Außerdem muss er den abgekämpften Menschen viel Mut zusprechen. Langsam findet die Gemeinde aber wieder zurück in mehr Normalität: "Morgen kann ich vielleicht schon wieder mit dem eigenen Wagen kommen", sagt er und reicht einer Patientin eine kleine Tüte mit Medikamenten.

Notversorgung bei Kerzenlicht

Aber auch nach der Abfahrt bleibt er für seine Patienten immer ansprechbar. Bevor Gilbrich wieder einsteigt, ruft er: "Wenn was ist, sagen Sie einfach Bescheid." Zu Ende ist seine Reise noch lange nicht: circa 100 Kilometer legt er am Tag im Unimog zurück.

Gilbrich arbeitet fast rund um die Uhr und das unter erschwerten Bedingungen: Ein Patient hatte sich wohl beim Sandschaufeln für den Schutz der Deiche gegen die Flut übernommen. Mit Verdacht auf Herzinfarkt musste er bei Kerzenlicht für den Transport in die Klinik stabilisiert werden.

Weil die Elbbrücke bei Tangermünde noch gesperrt ist, kommt der zuständige Rettungswagen aus Stendal nicht zum Einsatzort. Daher sind Ärzte aus einem Nachbarort eingesprungen.

"Wir sind ihnen im Dunklen voraus gefahren, da wir die Wege kennen und einschätzen können, wo ein Durchkommen noch möglich ist", erklärt Gilbrich.

Um elf Uhr ist seine Visite für heute beendet. Der Arzt erreicht wieder seine Praxis in Klietz. Seit der Pegel der Elbe stabil und auch der Strom wieder da ist, hat er sie wieder für Patienten geöffnet.

Da viele Dörfer noch durch das Wasser von der Arztpraxis abgeschnitten sind, ist aber viel weniger Betrieb als gewöhnlich.

Die Umstände der letzten Tage sind dem Arzt anzusehen. Er atmet tief ein. Beide Arme auf den Tisch gestützt. Hin und wieder reibt er sich mit der flachen Hand die Augen, dabei erzählt er: "Meine eigene Praxis ist nur marginal betroffen. Der Parkplatz wurde überspült, aber zu den Räumen hat nur ein halber Meter gefehlt."

"Nerven der Leute liegen blank"

An den zurückliegenden Wochenenden hat er selbst Sandsäcke geschleppt. Nachts musste er immer damit rechnen, aus seinem Wohnhaus in Klietz evakuiert zu werden.

Bei der Behandlung der Patienten nimmt er sich, ungeachtet dessen, selbst vollkommen zurück: "Die Nerven der Leute liegen blank, viele haben ihren Besitz verloren und sind gereizt", sagt Gilbrich. Daher müsse er vor der Behandlung psychologischen Beistand leisten und viel beruhigen.
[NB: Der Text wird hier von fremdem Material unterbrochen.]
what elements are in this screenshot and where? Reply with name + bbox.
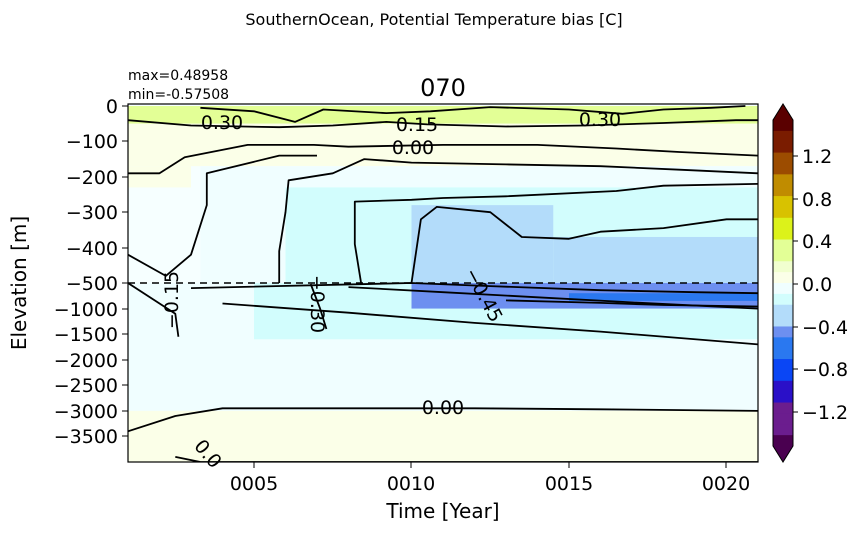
colorbar-segment — [773, 163, 793, 175]
heatmap-cell — [128, 410, 758, 462]
y-tick-label: −3500 — [54, 426, 118, 448]
contour-line — [309, 283, 328, 330]
contour-label: 0.30 — [579, 109, 621, 131]
colorbar-extend-max — [773, 104, 793, 120]
y-axis-label: Elevation [m] — [7, 216, 31, 350]
contour-line — [505, 299, 758, 308]
colorbar-outline — [772, 103, 794, 463]
colorbar-segment — [773, 174, 793, 186]
colorbar-ticks: 1.2 0.8 0.4 0.0 −0.4 −0.8 −1.2 — [793, 146, 848, 424]
colorbar-tick-label: 0.4 — [802, 231, 832, 253]
colorbar-tick-label: −0.8 — [802, 359, 848, 381]
colorbar-segment — [773, 402, 793, 414]
y-tick-label: −3000 — [54, 401, 118, 423]
colorbar-segment — [773, 272, 793, 284]
colorbar-segment — [773, 217, 793, 230]
contour-label: 0.00 — [422, 397, 464, 419]
y-tick-label: −2500 — [54, 375, 118, 397]
colorbar-segment — [773, 326, 793, 338]
colorbar-segment — [773, 424, 793, 436]
contour-line — [353, 183, 758, 284]
min-stat: min=-0.57508 — [128, 87, 229, 103]
contour-line — [128, 144, 758, 175]
y-tick-label: −1000 — [54, 299, 118, 321]
colorbar-segments — [773, 120, 793, 447]
colorbar-segment — [773, 130, 793, 143]
colorbar-tick-label: −0.4 — [802, 317, 848, 339]
heatmap-cell — [569, 293, 758, 301]
colorbar-segment — [773, 283, 793, 295]
colorbar-segment — [773, 250, 793, 262]
colorbar-segment — [773, 380, 793, 393]
panel-title: 070 — [420, 74, 466, 102]
colorbar-segment — [773, 141, 793, 154]
x-tick-label: 0015 — [545, 473, 593, 495]
y-tick-label: −200 — [66, 167, 118, 189]
colorbar-segment — [773, 359, 793, 371]
colorbar-segment — [773, 348, 793, 360]
contour-line — [128, 282, 180, 337]
colorbar-segment — [773, 120, 793, 132]
contour-lines — [128, 105, 758, 462]
contour-line — [278, 158, 758, 283]
heatmap-cell — [553, 236, 758, 283]
y-axis-lower: −1000 −1500 −2000 −2500 −3000 −3500 — [54, 299, 128, 448]
colorbar-tick-label: −1.2 — [802, 402, 848, 424]
colorbar-tick-label: 0.0 — [802, 274, 832, 296]
contour-line — [200, 105, 746, 123]
colorbar-segment — [773, 152, 793, 165]
colorbar-segment — [773, 304, 793, 317]
colorbar-tick-label: 1.2 — [802, 146, 832, 168]
y-tick-label: −1500 — [54, 324, 118, 346]
contour-label: −0.30 — [306, 275, 328, 333]
max-stat: max=0.48958 — [128, 68, 228, 84]
colorbar-segment — [773, 315, 793, 328]
y-tick-label: −300 — [66, 202, 118, 224]
y-axis-upper: 0 −100 −200 −300 −400 −500 — [66, 96, 128, 295]
colorbar-segment — [773, 337, 793, 349]
contour-line — [128, 119, 758, 129]
contour-line — [128, 407, 758, 433]
colorbar-segment — [773, 413, 793, 425]
colorbar-segment — [773, 206, 793, 219]
colorbar-segment — [773, 239, 793, 251]
colorbar-segment — [773, 369, 793, 382]
x-axis: 0005 0010 0015 0020 — [230, 462, 750, 495]
colorbar-segment — [773, 185, 793, 197]
y-tick-label: −500 — [66, 273, 118, 295]
y-tick-label: −100 — [66, 131, 118, 153]
contour-line — [128, 154, 317, 277]
colorbar-segment — [773, 435, 793, 447]
suptitle: SouthernOcean, Potential Temperature bia… — [245, 10, 622, 29]
colorbar-segment — [773, 391, 793, 404]
heatmap-cell — [128, 166, 191, 188]
contour-line — [175, 456, 758, 462]
x-axis-label: Time [Year] — [385, 499, 499, 523]
y-tick-label: 0 — [106, 96, 118, 118]
contour-label: 0.30 — [201, 112, 243, 134]
contour-line — [410, 206, 758, 284]
x-tick-label: 0010 — [387, 473, 435, 495]
heatmap-cell — [411, 205, 554, 283]
colorbar-segment — [773, 293, 793, 306]
colorbar-extend-min — [773, 446, 793, 462]
contour-label: 0.15 — [396, 114, 438, 136]
contour-line — [190, 282, 758, 295]
colorbar-tick-label: 0.8 — [802, 189, 832, 211]
x-tick-label: 0005 — [230, 473, 278, 495]
heatmap-field — [128, 104, 758, 462]
contour-label: 0.00 — [392, 137, 434, 159]
colorbar-segment — [773, 228, 793, 241]
colorbar-segment — [773, 196, 793, 208]
contour-label: −0.15 — [161, 271, 183, 329]
colorbar-segment — [773, 261, 793, 273]
x-tick-label: 0020 — [702, 473, 750, 495]
y-tick-label: −2000 — [54, 350, 118, 372]
colorbar: 1.2 0.8 0.4 0.0 −0.4 −0.8 −1.2 — [772, 103, 848, 463]
y-tick-label: −400 — [66, 238, 118, 260]
contour-line — [222, 302, 758, 346]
Viel Hoffnung auf Erholung gibt es nach dem Hochwasser für den Hausarzt nicht. An einen normalen Praxisalltag ist noch lange nicht zu denken.

"Die Post ist auch ausgefallen, wir haben eine Badewanne voll mit Briefen abzuarbeiten, wenn alles wieder seinen Gang geht", sagt Gilbrich.